Second comment: echoing my review of #211, do you want to have a chat about a formal lexer/parser for snakefmt?

mbhall88 commented 10 months ago

Thanks for fixing these v. important bugs @mbhall88 A bit unfortunate for us that python 3.12 is changing f-string tokenisation

I'm just going to try to summarise in words what I understand from this PR but also what I don't understand from snakefmt (:cry:) and what I think we might need to do specifically here:

* You're adding 'space addition' through function `add_token_space` by registering 'FSTRING_START' to the `spacing_triggers` dict; why can't we run f-strings through `black` again?

We can run them through black, but they get mangled by snakefmt's parser now before they go into black sadly.

* If we **can** run f-strings through black, can't we try and run `process_token` from encountering 'FSTRING_START' to encountering 'FSTRING_END' as per the new f-string [token sequence](https://peps.python.org/pep-0701/#new-tokens) ?  I'm thinking of something like lines 394 and 396, where if we're `in_brackets` or `in_lambda` we keep parsing, instead of triggering snakefmt parameter resolution. Here we'd similarly ask if we're `in_fstring`
  BUT it seems that you're having to introduce parse 'FSTRING_MID's individually (lines 335-341) and add braces because they get lost?

That is an interesting idea. Not sure I completely understand how we would do this though as I think this section of the code was your creation and I'm not as familiar with it. Feel free to have a go at adding an in_fstring variant.

Yes, I had to introduce them as tokenize automatically removes them, so we only get a single brace when doubles are used. They get returned in their surrounding strings too, not even as a single token which made it slightly more tricky.

So in fact IIUC, tokenizer gets rid of '{' and '}' inside f-strings, so we have to re-add them manually? And thus, we can't just try and 'parse through' an f-string from 'FSTRING_START' to 'FSTRING_END' because that way we lose '{' and '}' in f-strings?

Essentially yes, this is the problem I ran into. Another option I had thought of was once we hit FSTRING_START we greedily take tokens until FSTRING_END and we use the positions of those tokens in the original string (I assume we get that?) to pull out the whole f-string and make a STRING token out of it. However, f-strings have added functionality in python3.12 now that is compatible with 3.11 - though I'm not sure if this would be a problem with passing the string to black or not...

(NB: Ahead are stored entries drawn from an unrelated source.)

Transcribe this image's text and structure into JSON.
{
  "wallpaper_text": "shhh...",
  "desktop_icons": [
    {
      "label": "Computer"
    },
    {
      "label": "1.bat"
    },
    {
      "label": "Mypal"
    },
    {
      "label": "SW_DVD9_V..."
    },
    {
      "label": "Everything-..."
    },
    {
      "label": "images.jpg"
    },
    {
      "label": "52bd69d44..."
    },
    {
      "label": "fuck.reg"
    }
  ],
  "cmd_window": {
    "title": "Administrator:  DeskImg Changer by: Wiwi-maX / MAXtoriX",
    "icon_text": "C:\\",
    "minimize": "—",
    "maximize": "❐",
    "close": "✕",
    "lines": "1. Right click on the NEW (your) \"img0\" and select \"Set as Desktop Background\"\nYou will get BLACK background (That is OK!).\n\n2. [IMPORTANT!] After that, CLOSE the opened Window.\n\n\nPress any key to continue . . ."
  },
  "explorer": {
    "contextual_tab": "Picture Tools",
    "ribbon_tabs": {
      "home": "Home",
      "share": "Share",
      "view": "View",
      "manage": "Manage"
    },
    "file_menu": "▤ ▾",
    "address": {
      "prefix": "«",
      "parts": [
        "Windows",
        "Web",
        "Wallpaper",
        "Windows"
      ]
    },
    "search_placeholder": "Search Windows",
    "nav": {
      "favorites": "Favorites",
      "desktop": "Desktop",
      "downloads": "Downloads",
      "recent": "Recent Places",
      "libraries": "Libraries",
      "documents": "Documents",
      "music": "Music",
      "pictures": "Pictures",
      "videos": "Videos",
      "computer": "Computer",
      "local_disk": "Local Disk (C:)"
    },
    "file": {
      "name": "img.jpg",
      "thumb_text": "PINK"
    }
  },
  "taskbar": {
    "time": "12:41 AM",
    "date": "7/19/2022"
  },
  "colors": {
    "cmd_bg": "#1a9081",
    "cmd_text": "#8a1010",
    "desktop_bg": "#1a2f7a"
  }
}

mbhall88 commented 10 months ago

Second comment: echoing my review of #211, do you want to have a chat about a formal lexer/parser for snakefmt?

See my message on slack

bricoletc commented 9 months ago

Replying to your reply https://github.com/snakemake/snakefmt/pull/213#issuecomment-1882079723, I think the solution you've implemented is currently the best - it's actually v. succinct And I'm not a fan, in general, of extracting chunks of the original text using pointers stored in the tokens - we've avoided doing this so far IIRC And my idea of trying to parse through the whole f-string and passing it to black will not work because of the loss of the double curly brackets; incidentally, why do they now do that?? It's a pain for us

So this is good to merge, thanks @mbhall88 !